Behaviorisme adalah suatu studi tentang kelakuan manusia. Timbulnya aliran ini disebabkan oleh adanya rasa tidak puas terhadap teori psikologi daya dan teori mental state. Hal ini karena aliran-aliran terdahulu hanya menekankan pada segi kesadaran saja. Pandangan dalam psikologi dan naturalisme science, timbulah aliran baru ini. Jiwa atau sensasi atau image tidak dapat diterangkan melalui jiwa itu sendiri karena sesungguhnya jiwa itu adalah respons-respons psikologis. Aliran terdahulu memandang bahwa badan adalah sekunder, padahal sebenarnya justru menjadi titik tolak.
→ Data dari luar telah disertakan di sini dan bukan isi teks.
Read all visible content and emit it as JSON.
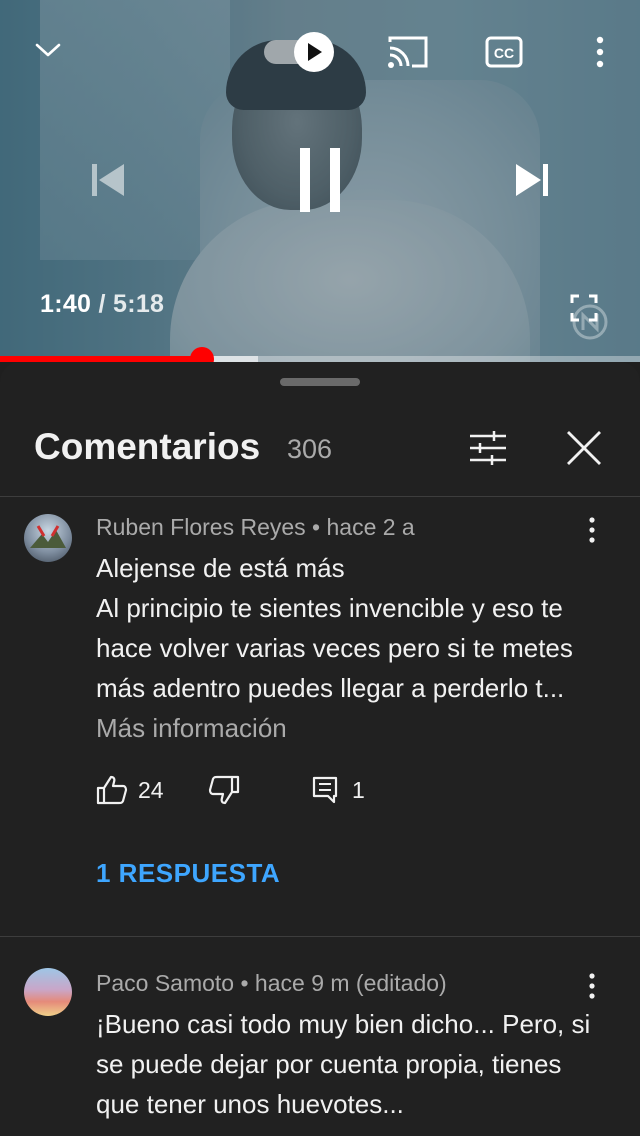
{
  "player": {
    "current_time": "1:40",
    "separator": " / ",
    "duration": "5:18",
    "progress_fraction": 0.315,
    "buffer_fraction": 0.403,
    "autoplay_on": true,
    "icons": [
      "chevron-down-icon",
      "autoplay-toggle-icon",
      "cast-icon",
      "cc-icon",
      "more-vert-icon",
      "skip-previous-icon",
      "pause-icon",
      "skip-next-icon",
      "fullscreen-icon"
    ]
  },
  "comments_panel": {
    "title": "Comentarios",
    "count": "306",
    "icons": [
      "sort-filter-icon",
      "close-icon"
    ]
  },
  "comments": [
    {
      "author": "Ruben Flores Reyes",
      "meta": " • hace 2 a",
      "text": "Alejense de está más\nAl principio te sientes invencible y eso te hace volver varias veces pero si te metes más adentro puedes llegar a perderlo t...",
      "read_more": "Más información",
      "likes": "24",
      "reply_count": "1",
      "replies_link": "1 RESPUESTA"
    },
    {
      "author": "Paco Samoto",
      "meta": " • hace 9 m (editado)",
      "text": "¡Bueno casi todo muy bien dicho... Pero, si se puede dejar por cuenta propia, tienes que tener unos huevotes..."
    }
  ],
  "colors": {
    "accent_red": "#ff0000",
    "link_blue": "#3ea6ff",
    "sheet_bg": "#212121"
  }
}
Natural science melihat semua realita sebagai gerakan-gerakan dan pandangan natural science mempengaruhi timbulnya behaviorisme. Dalam behaviorisme, masalah metter (zat) menempati kedudukan yang paling utama dengan tingkah laku tentang sesuatu jiwa dapat diterangkan. Behaviorisme dapat menjelaskan kelakuan manusia secara seksama dan menyediakan program pendidikan yang efektif.[6]
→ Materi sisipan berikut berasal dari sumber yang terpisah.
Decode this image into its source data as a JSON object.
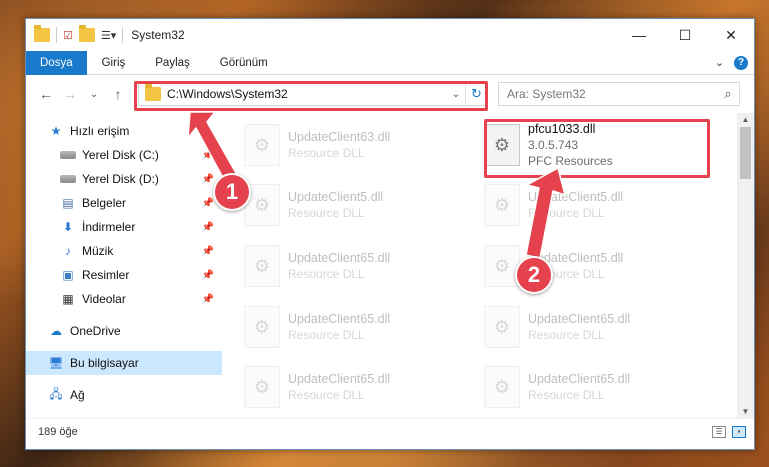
{
  "window": {
    "title": "System32",
    "controls": {
      "minimize": "—",
      "maximize": "☐",
      "close": "✕"
    }
  },
  "ribbon": {
    "tabs": [
      {
        "label": "Dosya",
        "active": true
      },
      {
        "label": "Giriş",
        "active": false
      },
      {
        "label": "Paylaş",
        "active": false
      },
      {
        "label": "Görünüm",
        "active": false
      }
    ],
    "help": "?",
    "expand": "⌄"
  },
  "nav": {
    "back": "←",
    "forward": "→",
    "recent": "⌄",
    "up": "↑",
    "address": "C:\\Windows\\System32",
    "address_dropdown": "⌄",
    "refresh": "↻",
    "search_placeholder": "Ara: System32",
    "search_icon": "⌕"
  },
  "sidebar": {
    "quick_access": {
      "label": "Hızlı erişim",
      "icon": "star-icon"
    },
    "items": [
      {
        "label": "Yerel Disk (C:)",
        "icon": "drive-icon",
        "pinned": true
      },
      {
        "label": "Yerel Disk (D:)",
        "icon": "drive-icon",
        "pinned": true
      },
      {
        "label": "Belgeler",
        "icon": "document-icon",
        "pinned": true
      },
      {
        "label": "İndirmeler",
        "icon": "download-icon",
        "pinned": true
      },
      {
        "label": "Müzik",
        "icon": "music-icon",
        "pinned": true
      },
      {
        "label": "Resimler",
        "icon": "pictures-icon",
        "pinned": true
      },
      {
        "label": "Videolar",
        "icon": "video-icon",
        "pinned": true
      }
    ],
    "onedrive": "OneDrive",
    "this_pc": "Bu bilgisayar",
    "network": "Ağ"
  },
  "files": [
    {
      "name": "UpdateClient63.dll",
      "desc": "Resource DLL",
      "highlight": false
    },
    {
      "name": "pfcu1033.dll",
      "version": "3.0.5.743",
      "desc": "PFC Resources",
      "highlight": true
    },
    {
      "name": "UpdateClient5.dll",
      "desc": "Resource DLL",
      "highlight": false
    },
    {
      "name": "UpdateClient5.dll",
      "desc": "Resource DLL",
      "highlight": false
    },
    {
      "name": "UpdateClient65.dll",
      "desc": "Resource DLL",
      "highlight": false
    },
    {
      "name": "UpdateClient5.dll",
      "desc": "Resource DLL",
      "highlight": false
    },
    {
      "name": "UpdateClient65.dll",
      "desc": "Resource DLL",
      "highlight": false
    },
    {
      "name": "UpdateClient65.dll",
      "desc": "Resource DLL",
      "highlight": false
    },
    {
      "name": "UpdateClient65.dll",
      "desc": "Resource DLL",
      "highlight": false
    },
    {
      "name": "UpdateClient65.dll",
      "desc": "Resource DLL",
      "highlight": false
    }
  ],
  "status": {
    "count": "189 öğe"
  },
  "annotations": {
    "badge1": "1",
    "badge2": "2",
    "color": "#e5424d"
  }
}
Dalam pemikiran aliran Behaviorisme, maka muncul beberapa tokoh aliran sebagai berikut:

a. John B. Watson

John B. Watson (1878- 1958), seorang ahli psikologi Amerika pada tahun 1930, ia adalah seorang behavioris murni, kajiannya tentang belajar disejajarkan dengan ilmu ilmu lain seperi fisika atau biologi yang sangat berorientasi pada pengalaman empirik semata, yaitu sejauh dapat diamati dan diukur. Menurut Watson, perspektif behavioristik berfokus pada peran dari belajar dan menjelaskan tingkah laku manusia. Asumsi dasar mengenai tingkah laku menurut teori ini bahwa tingkah laku sepenuhnya ditentukan oleh aturan-aturan yang diramalkan dan dikendalikan.[7] Menurut Watson dan para ahli lainnya meyakini bahwa tingkah laku manusia merupakan hasil dari pembawaan genetis dan pengaruh lingkungan atau situasional. Tingkah laku dikendalikan oleh kekuatan-kekuatan yang tidak rasional. Hal ini didasari dari hasil pengaruh lingkungan yang membentuk dan memanipulasi tingkah laku.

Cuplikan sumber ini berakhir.